Первый из таких текстов – стихотворение Блока «Последнее напутствие». Позволим себе пространную выписку.

Боль проходит понемногу,

Не навек она дана.

Есть конец мятежным стонам.

Злую муку и тревогу

Побеждает тишина.

Ты смежил больные вежды,

Ты не ждешь – она вошла.

Вот она – с хрустальным звоном

Преисполнила надежды.

Светлым кругом обвела.

Слышишь ты сквозь боль мучений,

Точно друг твой, старый друг,

Тронул сердце нежной скрипкой?

Точно легких сновидений

Быстрый рой домчался вдруг?

1119

Это – легкий образ рая,

Это – милая твоя.

Ляг на смертный одр с улыбкой,

Тихо грезить, замыкая

Круг постылый бытия.

Протянуться без желаний,

Улыбнуться навсегда,

Чтоб в последний раз проплыли

Мимо, сонно, как в тумане,

Люди, зданья, города…

Чтобы звуки, чуть тревожа

Легкой музыкой земли,

Прозвучали, потомили

Над последним миром ложа

Ив иное увлекли…

Лесть, коварство, слава, злато —

Мимо, мимо, навсегда…

Человеческая тупость —

Все, что мучило когда-то,

Забавляло иногда…

И опять – коварство, слава,

Злато, лесть, всему венец —

Человеческая глупость,

Безысходна, величава,

Бесконечна…

Что ж, конец?

Нет… еще леса, поляны,

И проселки, и шоссе,

Наша русская дорога,

Наши русские туманы,

Наши шелесты в овсе…

А когда пройдет все мимо,

Чем тревожила земля,

Та, кого любил ты много,

Поведет рукой любимой

В Елисейские поля.

1120

Что здесь в сущности сказано? Человек измучен жизнью и готов расстаться с ней. Измучен лестью, коварством, славолюбием, алчностью, человеческой глупостью – всем тем, «чем тревожила земля» и ее «люди, зданья, города». Что же – смерть? Как выясняется, нет, не смерть, а тишина, не уйти навсегда из жизни, а только «замкнуть круг» постылого бытия ради перехода «в иное» бытие. Оно, это иное бытие, является в образе любимой: «ты не ждешь – она вошла», «это – легкий образ рая, это – милая твоя». Но оно же – в образе земли, все той же и совсем иной. Приближающееся расставанье – это только расставанье с той землей, где «люди, зданья, города», где сосредоточено «все, чем тревожила» она, и переход в мир «легкой музыки земли», где можно «улыбнуться навсегда» и где «еще леса, поляны, и проселки, и шоссе, наша русская дорога, наши русские туманы, наши шелесты в овсе». И тогда «боль проходит понемногу» и наступает блаженная тишина Елисейских полей, куда поведет тебя «та, кого любил ты много» – милая твоя, и она же – «наша русская дорога», единые «в легкой музыке земли».

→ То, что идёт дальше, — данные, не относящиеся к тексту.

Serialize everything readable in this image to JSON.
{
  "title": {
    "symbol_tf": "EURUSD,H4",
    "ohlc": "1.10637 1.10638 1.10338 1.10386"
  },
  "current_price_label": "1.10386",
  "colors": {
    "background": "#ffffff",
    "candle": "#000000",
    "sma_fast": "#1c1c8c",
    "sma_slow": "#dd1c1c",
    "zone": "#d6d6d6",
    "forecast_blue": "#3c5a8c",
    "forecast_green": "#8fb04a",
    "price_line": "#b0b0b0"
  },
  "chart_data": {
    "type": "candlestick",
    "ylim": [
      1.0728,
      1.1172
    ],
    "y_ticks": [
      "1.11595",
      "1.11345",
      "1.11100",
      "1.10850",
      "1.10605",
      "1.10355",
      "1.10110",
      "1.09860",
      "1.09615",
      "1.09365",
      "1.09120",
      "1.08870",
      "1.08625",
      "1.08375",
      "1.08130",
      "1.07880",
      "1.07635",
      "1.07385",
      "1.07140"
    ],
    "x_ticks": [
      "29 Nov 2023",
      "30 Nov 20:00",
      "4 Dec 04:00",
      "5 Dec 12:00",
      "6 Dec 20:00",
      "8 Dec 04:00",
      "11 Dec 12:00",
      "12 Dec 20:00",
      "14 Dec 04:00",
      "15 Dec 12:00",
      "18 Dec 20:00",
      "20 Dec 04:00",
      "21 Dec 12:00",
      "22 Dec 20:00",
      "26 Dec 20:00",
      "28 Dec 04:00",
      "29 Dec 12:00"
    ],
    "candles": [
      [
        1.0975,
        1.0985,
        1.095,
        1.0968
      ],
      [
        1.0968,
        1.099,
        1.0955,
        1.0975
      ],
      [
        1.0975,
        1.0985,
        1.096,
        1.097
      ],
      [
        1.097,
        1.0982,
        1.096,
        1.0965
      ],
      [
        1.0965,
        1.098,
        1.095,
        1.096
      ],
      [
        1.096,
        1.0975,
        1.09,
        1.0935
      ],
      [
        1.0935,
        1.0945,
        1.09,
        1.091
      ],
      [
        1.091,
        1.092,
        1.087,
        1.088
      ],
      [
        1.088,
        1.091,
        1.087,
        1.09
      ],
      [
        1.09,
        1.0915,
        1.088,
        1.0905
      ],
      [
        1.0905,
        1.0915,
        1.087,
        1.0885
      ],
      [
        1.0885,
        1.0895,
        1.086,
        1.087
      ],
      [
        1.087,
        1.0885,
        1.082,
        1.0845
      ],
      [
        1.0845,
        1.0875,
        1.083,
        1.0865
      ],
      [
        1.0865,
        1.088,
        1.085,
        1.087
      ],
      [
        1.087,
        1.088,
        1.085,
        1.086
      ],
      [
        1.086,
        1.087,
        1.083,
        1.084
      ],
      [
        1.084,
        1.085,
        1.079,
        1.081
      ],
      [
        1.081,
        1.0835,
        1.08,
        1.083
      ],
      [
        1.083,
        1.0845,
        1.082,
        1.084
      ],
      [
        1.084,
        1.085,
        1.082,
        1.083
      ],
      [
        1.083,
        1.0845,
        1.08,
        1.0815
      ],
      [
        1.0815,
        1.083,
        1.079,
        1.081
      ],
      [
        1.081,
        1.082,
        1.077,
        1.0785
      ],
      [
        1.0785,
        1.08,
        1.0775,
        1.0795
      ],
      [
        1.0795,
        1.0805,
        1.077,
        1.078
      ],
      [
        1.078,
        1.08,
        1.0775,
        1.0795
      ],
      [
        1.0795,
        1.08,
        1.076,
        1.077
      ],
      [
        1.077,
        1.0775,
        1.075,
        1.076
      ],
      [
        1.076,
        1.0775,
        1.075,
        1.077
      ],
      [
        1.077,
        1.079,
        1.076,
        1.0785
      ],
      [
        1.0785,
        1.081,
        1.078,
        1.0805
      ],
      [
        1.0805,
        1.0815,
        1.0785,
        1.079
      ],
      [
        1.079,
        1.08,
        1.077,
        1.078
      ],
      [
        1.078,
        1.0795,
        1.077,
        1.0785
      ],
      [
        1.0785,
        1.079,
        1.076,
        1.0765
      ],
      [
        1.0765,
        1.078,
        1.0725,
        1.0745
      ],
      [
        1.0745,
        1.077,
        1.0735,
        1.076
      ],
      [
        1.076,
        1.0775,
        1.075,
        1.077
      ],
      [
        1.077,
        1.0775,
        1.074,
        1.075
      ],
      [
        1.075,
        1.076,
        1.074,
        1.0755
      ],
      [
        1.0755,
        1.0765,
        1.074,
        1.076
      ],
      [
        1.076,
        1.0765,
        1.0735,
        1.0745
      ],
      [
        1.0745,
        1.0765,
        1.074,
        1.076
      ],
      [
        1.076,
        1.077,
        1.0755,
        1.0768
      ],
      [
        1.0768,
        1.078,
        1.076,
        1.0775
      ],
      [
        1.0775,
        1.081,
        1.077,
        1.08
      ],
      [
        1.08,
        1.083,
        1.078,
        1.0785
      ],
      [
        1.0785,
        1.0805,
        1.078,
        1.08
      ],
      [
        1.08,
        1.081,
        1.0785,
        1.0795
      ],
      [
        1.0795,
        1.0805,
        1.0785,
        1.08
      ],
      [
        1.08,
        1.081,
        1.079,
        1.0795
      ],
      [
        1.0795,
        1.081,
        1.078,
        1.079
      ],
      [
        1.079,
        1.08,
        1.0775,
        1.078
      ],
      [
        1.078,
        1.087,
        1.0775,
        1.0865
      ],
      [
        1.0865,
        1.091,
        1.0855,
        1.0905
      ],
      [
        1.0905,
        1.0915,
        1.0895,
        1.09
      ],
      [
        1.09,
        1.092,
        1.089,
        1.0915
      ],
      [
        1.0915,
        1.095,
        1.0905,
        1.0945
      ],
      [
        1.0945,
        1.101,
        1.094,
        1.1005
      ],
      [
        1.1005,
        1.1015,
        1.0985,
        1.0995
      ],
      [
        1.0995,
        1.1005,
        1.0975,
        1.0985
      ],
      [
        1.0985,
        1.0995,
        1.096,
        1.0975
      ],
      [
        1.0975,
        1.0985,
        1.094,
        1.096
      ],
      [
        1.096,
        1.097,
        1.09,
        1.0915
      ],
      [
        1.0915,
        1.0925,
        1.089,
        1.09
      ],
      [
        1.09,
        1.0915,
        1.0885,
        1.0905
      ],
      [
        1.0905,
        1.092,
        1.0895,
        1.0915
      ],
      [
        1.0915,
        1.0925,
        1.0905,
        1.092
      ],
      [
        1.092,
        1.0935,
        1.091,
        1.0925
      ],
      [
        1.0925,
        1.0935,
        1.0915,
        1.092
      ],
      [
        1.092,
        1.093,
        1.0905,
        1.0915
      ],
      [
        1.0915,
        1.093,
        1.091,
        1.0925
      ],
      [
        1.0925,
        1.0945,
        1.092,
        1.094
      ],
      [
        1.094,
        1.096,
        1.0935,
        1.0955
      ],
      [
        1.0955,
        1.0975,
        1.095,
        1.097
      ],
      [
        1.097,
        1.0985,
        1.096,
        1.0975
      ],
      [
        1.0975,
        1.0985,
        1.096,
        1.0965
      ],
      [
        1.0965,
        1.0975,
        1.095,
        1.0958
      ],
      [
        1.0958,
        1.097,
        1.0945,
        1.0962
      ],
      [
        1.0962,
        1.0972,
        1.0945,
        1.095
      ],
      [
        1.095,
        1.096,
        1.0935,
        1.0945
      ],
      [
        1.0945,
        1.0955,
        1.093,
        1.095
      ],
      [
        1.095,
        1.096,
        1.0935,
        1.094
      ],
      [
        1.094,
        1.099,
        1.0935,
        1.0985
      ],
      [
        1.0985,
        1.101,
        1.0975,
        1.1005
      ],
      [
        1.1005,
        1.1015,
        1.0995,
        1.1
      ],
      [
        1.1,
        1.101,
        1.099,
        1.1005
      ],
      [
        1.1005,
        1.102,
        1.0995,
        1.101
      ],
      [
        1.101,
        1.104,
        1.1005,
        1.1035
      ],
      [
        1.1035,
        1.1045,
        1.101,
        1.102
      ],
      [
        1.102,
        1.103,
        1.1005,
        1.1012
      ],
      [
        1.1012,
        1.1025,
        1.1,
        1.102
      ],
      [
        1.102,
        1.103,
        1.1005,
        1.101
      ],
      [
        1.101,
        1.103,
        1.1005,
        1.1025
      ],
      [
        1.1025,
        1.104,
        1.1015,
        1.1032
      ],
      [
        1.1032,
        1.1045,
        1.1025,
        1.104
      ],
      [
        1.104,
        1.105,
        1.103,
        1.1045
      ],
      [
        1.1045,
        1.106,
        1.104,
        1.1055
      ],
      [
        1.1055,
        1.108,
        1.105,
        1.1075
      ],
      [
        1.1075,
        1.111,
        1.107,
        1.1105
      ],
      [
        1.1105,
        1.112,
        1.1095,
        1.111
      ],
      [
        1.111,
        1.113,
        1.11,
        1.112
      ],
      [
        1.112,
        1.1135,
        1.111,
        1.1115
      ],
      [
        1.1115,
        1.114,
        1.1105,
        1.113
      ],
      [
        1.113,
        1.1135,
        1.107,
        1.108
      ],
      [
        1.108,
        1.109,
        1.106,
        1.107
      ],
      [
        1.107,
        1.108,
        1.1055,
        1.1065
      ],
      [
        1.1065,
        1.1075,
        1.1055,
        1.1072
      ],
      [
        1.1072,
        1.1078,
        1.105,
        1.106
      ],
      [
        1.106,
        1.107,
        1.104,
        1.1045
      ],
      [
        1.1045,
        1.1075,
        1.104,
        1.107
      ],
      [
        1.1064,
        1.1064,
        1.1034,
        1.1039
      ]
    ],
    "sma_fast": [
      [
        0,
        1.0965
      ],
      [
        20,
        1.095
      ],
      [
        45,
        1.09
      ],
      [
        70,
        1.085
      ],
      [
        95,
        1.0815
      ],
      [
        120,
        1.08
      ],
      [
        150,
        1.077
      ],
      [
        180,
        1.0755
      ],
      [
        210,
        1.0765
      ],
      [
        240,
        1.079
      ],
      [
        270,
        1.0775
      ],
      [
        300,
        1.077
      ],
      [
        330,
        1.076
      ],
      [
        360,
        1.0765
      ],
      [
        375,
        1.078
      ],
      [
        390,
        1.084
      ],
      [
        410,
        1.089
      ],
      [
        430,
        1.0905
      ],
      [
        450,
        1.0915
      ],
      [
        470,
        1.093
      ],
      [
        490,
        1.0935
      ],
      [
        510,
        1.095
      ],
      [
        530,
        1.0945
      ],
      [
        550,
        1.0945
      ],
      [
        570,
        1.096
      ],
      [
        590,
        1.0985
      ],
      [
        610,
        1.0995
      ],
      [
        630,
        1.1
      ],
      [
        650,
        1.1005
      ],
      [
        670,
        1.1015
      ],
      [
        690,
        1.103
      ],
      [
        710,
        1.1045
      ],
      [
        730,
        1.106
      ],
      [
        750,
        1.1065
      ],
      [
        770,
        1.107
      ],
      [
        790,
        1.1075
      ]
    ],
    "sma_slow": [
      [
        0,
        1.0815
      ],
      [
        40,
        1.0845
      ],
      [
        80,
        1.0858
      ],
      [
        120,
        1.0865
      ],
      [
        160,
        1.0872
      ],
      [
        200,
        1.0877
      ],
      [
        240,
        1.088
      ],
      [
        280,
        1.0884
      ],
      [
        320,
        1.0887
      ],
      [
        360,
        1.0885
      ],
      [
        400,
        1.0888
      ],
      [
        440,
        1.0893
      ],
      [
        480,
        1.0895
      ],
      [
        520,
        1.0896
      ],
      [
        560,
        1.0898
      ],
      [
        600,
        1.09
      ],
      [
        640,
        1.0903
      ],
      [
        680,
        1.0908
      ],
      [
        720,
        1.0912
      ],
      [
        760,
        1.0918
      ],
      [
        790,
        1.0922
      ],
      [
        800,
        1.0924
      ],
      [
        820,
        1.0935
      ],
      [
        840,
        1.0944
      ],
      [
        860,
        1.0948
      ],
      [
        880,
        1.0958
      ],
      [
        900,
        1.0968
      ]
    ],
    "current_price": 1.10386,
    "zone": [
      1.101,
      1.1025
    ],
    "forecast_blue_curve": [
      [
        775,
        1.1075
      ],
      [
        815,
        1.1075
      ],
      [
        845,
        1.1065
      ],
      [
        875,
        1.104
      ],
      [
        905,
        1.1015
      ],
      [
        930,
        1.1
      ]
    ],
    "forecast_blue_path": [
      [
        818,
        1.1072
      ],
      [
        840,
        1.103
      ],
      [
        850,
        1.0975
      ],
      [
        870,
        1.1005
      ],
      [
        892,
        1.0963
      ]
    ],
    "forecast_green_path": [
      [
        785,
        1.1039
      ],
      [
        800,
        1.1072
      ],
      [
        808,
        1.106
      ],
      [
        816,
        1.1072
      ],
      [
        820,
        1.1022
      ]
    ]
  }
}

И еще одна среди самых лучших иллюстраций указанного положения – образ страны и человека в их нераздельности, представленный в американской поэзии классического периода – от Уитмена до Фроста.

Как бы ни был буйно индивидуален, самобытен первый из них: I stand in my place, with my own day, here, это «место», place, – всегда Америка Соединенных Штатов, и этот «день», day, – всегда определенный день ееистории. —

In the year 80 of The States,

My tongue, every atom of my blood, form'd from this soil, this air,

Born here of parents born here, from parents the same, and their parents the same,

I, now thirty-six years old, in perfect health, begin,

Hoping to cease not till death.

И – классическая формула любой идентификации: I advance from the people in their own spirit – «Я вышел из народа, вышел из среды людей и живу тем духом, которым живут они» / Starting from Paumanok. 1855/.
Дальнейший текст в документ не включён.